Ha Dos Eltern waren in den 1950er-Jahren aus Nordvietnam in den Süden des damals zweigeteilten Landes gezogen, er selbst kam dort 1960 zur Welt. Doch Krieg und Verfolgung holten sie ein. Die Kommunisten betrachteten die Familie nach der Machtübernahme 1975 als Kollaborateure der gestürzten südvietnamesischen Regierung. Es gab schließlich nur einen Ausweg: Der junge Mann musste das Land verlassen. 1982 flüchtete Do zusammen mit einem Onkel übers Meer gen Norden. Nach dreitägiger Fahrt wurden sie vom deutschen Hilfsschiff „Cap Anamur“ an Bord genommen und auf die Philippinen gebracht. Ein Jahr später durfte er nach Deutschland reisen.

In Berlin galt es zunächst Deutsch zu lernen. Eine gewaltige Herausforderung, aber Do kam voran. 1985 begann er eine Lehre als Elektrotechniker, schloss diese erfolgreich ab, und meldete sich dann beim Bistum Berlin. Der damals 29-Jährige hatte beschlossen, Priester zu werden. Er holte das Abitur nach und studierte Theologie. 2001 schließlich ging mit der Priesterweihe Dos großer Wunsch in Erfüllung. „Ich bin sehr dankbar.“

Fahrradhändler in Hamburg

Umeswaran 
Arunagirinathan

Arzt in Bad Neustadt

Das erste Kapitel seines Lebens hat Umeswaran Arunagirinathan als Buch veröffentlicht. In „Allein auf der Flucht – Wie ein tamilischer Junge nach Deutschland kam“ schildert er, wie er als Kind einer tamilischen Familie die Schrecken des Bürgerkriegs zwischen der singhalesischen Mehrheit und der tamilischen Minderheit in Sri Lanka erlebte. Als er 12 Jahre alt wird, entscheidet seine Mutter vor lauter Verzweiflung, ihn von Schleppern ins sichere Ausland bringen zu lassen. Nach einer beinahe einjährigen Odyssee kommt er im September 1991 in Deutschland an und darf zunächst als minderjähriger Flüchtling bei seinem Onkel in Hamburg bleiben. Dort wird er schell heimisch, ist ein guter Schüler, wird Schulsprecher und möchte gerne in Deutschland bleiben. Aber sein Asylantrag wird dreimal abgelehnt. Die Familie hätte damals ja auch in den sicheren Süden Sri Lankas gehen können, heißt es.

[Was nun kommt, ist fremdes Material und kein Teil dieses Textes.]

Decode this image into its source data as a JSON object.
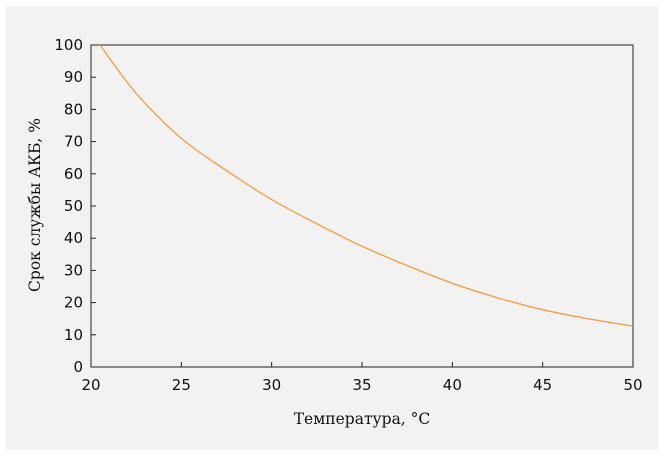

„Wenn ich mir nicht ab und zu meine Tränen des tiefen Mitgefühls aus den Augen hätte wischen müssen“, schrieb ein Rezensent auf amazon, „hätte ich das Buch an einem Stück gelesen.“ Das zweite Kapitel im Leben des Umeswaran Arunagirinathan beginnt besser. Mit Hilfe der Lehrer, Mitschüler und deren Eltern konnte seine Abschiebung verhindert werden. Umes, wie ihn seine Freunde nennen, studierte Medizin in Lübeck und ist heute promovierter Arzt in der Herzklinik Bad Neustadt. Er hat 2009 die deutsche Staatsbürgerschaft angenommen und schickt seinen Eltern regelmäßig Geld. Sein Buch ist Pflichtlektüre nicht nur an seiner ehemaligen Hamburger Schule. Und wenn ihm dann doch mal jemand wegen seiner Herkunft oder Hautfarbe ablehnend gegenüber steht, versucht er „einen Dialog aufzubauen und Fremdheit abzubauen“. Umeswaran Arunagirinathan ist nicht nur ausdauernd und zielstrebig, er ist auch ein gnadenloser Optimist.